Ma Zhong-Hua, Shuai You, Gao Xiang-Yu, Yan Yan, Wang Ke-Ming, Wen Xian-Zi, Ji Jia-Fu
Key Laboratory of Carcinogenesis and Translational Research (Ministry of Education), Division of Gastrointestinal Cancer Translational Research Laboratory, Peking University Cancer Hospital and Institute, Beijing, China.
Department of Medical Oncology, Jiangsu Cancer Hospital, Jiangsu Institute of Cancer Research, The Affiliated Cancer Hospital of Nanjing Medical University, Nanjing, Jiangsu, China.
Mol Ther Nucleic Acids. 2020 Oct 22;22:1129-1141. doi: 10.1016/j.omtn.2020.10.022. eCollection 2020 Dec 4.
Long non-coding RNAs (lncRNAs) are characterized as key layers of the genome in various cancers. TSPEAR-AS2 was highlighted to be a candidate lncRNA potentially involved in gastric cancer (GC) progression. However, the clinical significance and mechanism of TSPEAR-AS2 in GC required clarification. The clinical significance of TSPEAR-AS2 was elucidated through Kaplan-Meier Plotter. The mechanism of TSPEAR-AS2 in GC was clarified and using luciferase reporter, chromatin immunoprecipitation, RNA immunoprecipitation assays, and animal models. TSPEAR-AS2 elevation was closely correlated with overall survival of GC patients. A basic transcription element-binding protein 2 (BTEB2)-activated TSPEAR-AS2 model was first explored in this study. TSPEAR-AS2 silencing substantially reduced tumorigenic capacities of GC cells, while TSPEAR-AS2 elevation had the opposite effect. Mechanistically, TSPEAR-AS2 bound with both polycomb repressive complex 2 (PRC2) and argonaute 2 (Ago2). TSPEAR-AS2 knockdown significantly decreased H3K27me3 levels at promoter regions of gap junction protein alpha 1 (GJA1). Ago2 was recruited by TSPEAR-AS2, which was defined to sponge miR-1207-5p, contributing to the repression of claudin 4 (CLDN4) translation. The axis of EZH2/GJA1 and miR-1207-5p/CLDN4 mediated by BTEB2-activated-TSPEAR-AS2 plays an important role in GC progression, suggesting a new therapeutic direction in GC treatment.
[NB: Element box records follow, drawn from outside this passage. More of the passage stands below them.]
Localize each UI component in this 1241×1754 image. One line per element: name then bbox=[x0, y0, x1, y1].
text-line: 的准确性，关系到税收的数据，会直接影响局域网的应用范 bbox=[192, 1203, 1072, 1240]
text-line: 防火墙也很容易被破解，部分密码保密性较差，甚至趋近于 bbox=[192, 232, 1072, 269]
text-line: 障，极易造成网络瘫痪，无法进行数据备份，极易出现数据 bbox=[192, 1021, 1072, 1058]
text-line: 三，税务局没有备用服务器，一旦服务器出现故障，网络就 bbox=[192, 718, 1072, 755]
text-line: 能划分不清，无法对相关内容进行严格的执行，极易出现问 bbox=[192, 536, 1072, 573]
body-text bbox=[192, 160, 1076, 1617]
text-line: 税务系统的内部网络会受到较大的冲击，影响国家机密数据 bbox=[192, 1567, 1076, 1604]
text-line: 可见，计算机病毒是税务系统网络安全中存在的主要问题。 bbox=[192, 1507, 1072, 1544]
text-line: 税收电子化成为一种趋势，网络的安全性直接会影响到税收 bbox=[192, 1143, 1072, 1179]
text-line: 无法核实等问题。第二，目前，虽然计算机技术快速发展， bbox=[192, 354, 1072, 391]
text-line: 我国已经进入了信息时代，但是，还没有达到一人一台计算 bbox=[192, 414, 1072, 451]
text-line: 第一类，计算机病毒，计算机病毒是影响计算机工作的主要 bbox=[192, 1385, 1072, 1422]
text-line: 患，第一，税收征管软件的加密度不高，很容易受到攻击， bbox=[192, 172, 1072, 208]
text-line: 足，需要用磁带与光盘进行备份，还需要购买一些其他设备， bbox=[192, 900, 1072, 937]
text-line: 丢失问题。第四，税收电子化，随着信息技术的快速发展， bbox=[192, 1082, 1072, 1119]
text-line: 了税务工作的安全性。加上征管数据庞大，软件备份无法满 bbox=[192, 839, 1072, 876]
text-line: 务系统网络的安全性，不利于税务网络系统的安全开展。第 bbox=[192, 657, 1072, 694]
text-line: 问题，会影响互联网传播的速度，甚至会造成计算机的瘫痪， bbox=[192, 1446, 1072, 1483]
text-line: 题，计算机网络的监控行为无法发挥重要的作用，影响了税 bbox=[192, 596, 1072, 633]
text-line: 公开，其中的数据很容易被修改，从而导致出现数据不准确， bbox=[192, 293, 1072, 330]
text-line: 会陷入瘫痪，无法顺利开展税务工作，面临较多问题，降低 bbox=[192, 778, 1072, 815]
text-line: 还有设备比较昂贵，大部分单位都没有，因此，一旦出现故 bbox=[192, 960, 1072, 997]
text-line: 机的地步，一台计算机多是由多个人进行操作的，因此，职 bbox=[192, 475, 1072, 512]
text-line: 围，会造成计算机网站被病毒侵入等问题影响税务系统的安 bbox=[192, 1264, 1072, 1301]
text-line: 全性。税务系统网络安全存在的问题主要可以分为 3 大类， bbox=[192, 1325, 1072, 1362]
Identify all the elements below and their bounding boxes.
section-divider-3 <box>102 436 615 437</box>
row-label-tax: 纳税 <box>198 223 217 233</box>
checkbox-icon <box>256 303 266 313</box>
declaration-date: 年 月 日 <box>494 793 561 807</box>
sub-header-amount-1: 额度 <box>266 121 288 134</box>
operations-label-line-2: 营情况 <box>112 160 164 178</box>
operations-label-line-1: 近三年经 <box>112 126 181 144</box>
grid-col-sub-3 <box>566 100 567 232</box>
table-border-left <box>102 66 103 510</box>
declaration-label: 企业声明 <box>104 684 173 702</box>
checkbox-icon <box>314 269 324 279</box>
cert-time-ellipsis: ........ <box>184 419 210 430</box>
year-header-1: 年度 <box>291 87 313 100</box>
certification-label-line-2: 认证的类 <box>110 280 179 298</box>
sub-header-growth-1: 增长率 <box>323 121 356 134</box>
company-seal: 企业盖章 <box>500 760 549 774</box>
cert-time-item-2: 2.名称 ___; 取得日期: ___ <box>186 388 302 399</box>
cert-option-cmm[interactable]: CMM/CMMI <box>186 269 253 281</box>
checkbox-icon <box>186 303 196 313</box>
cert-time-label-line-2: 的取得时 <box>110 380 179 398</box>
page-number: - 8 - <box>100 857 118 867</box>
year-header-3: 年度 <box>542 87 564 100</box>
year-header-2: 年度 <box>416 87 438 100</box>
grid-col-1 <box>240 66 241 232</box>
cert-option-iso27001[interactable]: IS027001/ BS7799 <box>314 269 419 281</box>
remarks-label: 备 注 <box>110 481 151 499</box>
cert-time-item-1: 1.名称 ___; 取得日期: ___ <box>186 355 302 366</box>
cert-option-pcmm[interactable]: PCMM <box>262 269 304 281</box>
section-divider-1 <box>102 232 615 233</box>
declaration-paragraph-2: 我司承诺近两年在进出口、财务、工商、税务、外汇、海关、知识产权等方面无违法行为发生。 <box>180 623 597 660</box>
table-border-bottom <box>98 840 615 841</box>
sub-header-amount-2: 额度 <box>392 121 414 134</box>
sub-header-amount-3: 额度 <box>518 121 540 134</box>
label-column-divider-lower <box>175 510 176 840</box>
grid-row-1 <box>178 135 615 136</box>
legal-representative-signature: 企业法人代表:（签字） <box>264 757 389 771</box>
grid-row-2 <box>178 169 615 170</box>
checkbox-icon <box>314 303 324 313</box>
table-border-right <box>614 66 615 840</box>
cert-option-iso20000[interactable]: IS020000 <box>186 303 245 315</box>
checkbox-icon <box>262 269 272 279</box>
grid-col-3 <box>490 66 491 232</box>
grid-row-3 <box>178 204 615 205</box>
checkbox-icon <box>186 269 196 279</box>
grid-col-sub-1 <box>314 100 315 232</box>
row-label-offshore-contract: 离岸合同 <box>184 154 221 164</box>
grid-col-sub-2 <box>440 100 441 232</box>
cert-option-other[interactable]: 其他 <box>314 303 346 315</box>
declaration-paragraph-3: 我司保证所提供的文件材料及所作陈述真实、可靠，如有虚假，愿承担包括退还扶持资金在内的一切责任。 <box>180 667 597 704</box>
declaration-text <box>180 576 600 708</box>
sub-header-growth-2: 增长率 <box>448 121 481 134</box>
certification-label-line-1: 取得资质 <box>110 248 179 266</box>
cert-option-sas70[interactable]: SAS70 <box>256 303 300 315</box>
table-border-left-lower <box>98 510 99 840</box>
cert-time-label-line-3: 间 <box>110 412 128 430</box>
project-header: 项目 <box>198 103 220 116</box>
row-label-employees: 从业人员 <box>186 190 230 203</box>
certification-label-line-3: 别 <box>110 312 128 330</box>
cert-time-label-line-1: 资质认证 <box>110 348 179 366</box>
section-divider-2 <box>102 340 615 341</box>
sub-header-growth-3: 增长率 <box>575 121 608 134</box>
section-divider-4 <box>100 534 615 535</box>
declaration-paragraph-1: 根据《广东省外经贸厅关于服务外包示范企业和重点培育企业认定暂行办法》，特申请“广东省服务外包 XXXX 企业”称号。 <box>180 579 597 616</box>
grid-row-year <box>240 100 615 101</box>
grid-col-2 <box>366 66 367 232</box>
长链非编码RNA(lncRNAs)被认为是多种癌症基因组的关键组成部分。TSPEAR-AS2被认为是一种潜在参与胃癌(GC)进展的候选lncRNA。然而,TSPEAR-AS2在GC中的临床意义和机制尚需阐明。通过Kaplan-Meier Plotter分析阐明了TSPEAR-AS2的临床意义。利用荧光素酶报告基因、染色质免疫沉淀、RNA免疫沉淀实验和动物模型阐明了TSPEAR-AS2在GC中的作用机制。TSPEAR-AS2水平升高与GC患者的总生存期密切相关。本研究首次探索了一种由碱性转录元件结合蛋白2(BTEB2)激活的TSPEAR-AS2模型。TSPEAR-AS2沉默显著降低了GC细胞的致瘤能力,而TSPEAR-AS2水平升高则产生相反的效果。机制上,TSPEAR-AS2与多梳抑制复合物2(PRC2)和AGO2蛋白均结合。TSPEAR-AS2敲低显著降低了缝隙连接蛋白α1(GJA1)启动子区域的H3K27me3水平。TSPEAR-AS2招募AGO2,后者被定义为miR-1207-5p的海绵,从而抑制紧密连接蛋白4(CLDN4)的翻译。由BTEB2激活的TSPEAR-AS2介导的EZH2/GJA1和miR-1207-5p/CLDN4轴在GC进展中起重要作用,为GC治疗提供了新的治疗方向。